Apple Adds Model Context Protocol Server to Safari Technology Preview 247
Safari Technology Preview has been Apple’s experimental arm since March 2016, running parallel to the stable Safari build. It is aimed at developers and early adopters who want to try features that will eventually ship in the main browser. Unlike the paid Safari Technology Preview for developers, the free preview does not require a developer account and can be installed or updated through macOS System Settings.
The MCP server follows the Model Context Protocol, an open standard first published by Anthropic in November 2024. The protocol defines a bidirectional interface between large‑language models (LLMs) and external services. A compliant client can request data, invoke functions, and receive contextual prompts from a server. Apple’s implementation allows an AI agent to query the current state of a Safari window, including the live DOM tree, rendered layout, and memory usage. This granular visibility is expected to give developers more accurate information when reproducing user‑reported bugs and to reduce the time spent hunting down rendering glitches.
Beyond the MCP addition, Preview 247 ships with a broad array of bug fixes and feature enhancements. The release notes cover accessibility, CSS, fonts, forms, HTML, JavaScript, MathML, media, networking, rendering, SVG, scrolling, security, the spatial web, text handling, Web API, WebDriver, and WebGL. The update is available for macOS Golden Gate and macOS Tahoe, and users who already have the preview can install the new build via System Settings → General → Software Update.
Apple’s stated goal for the MCP server is to collect feedback from developers and users on how AI can be woven into the web‑development workflow. By exposing a browser’s rendering context, the platform opens the door for agents that automatically detect layout regressions, accessibility violations, or performance bottlenecks. Because the server is built on an open standard, third‑party tools that already support MCP can connect to Safari without modification, encouraging a broader ecosystem of AI‑powered debugging and testing utilities.
Safari’s history of advancing web standards—Intelligent Tracking Prevention, Apple Pay integration, FIDO2 authentication—provides context for this move. The WebKit engine that powers Safari has been a key player in the browser market since its 2003 debut, and Safari Technology Preview has long served as the testing ground for new web features.

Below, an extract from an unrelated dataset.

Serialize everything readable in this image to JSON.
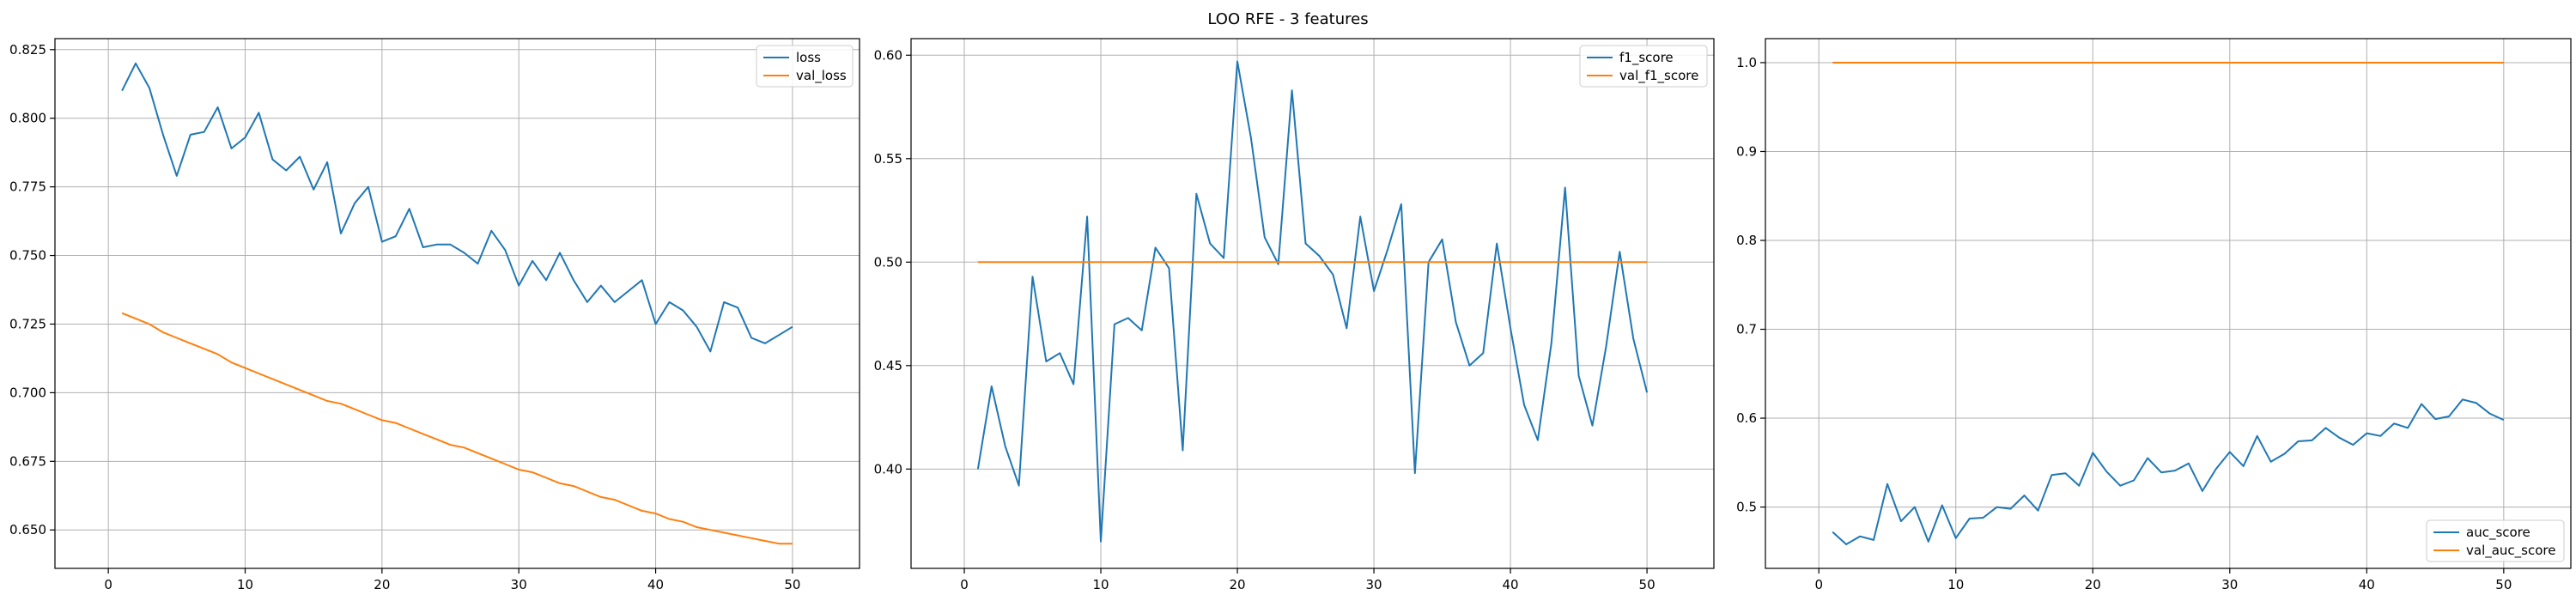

Apple has published the full release notes for Preview 247 on its Safari Technology Preview website. The preview can be downloaded from Apple’s developer site, and updates are distributed through the standard macOS software‑update mechanism.
In short, Safari Technology Preview 247 introduces a new MCP server that lets AI agents observe and interact with a live Safari browser. The update also brings a suite of bug fixes and enhancements across core web technologies. The feature remains experimental within the Safari Technology Preview channel, and Apple has not announced a production release date. Developers are encouraged to test the MCP server with their own AI agents and to report any issues or suggestions back to Apple.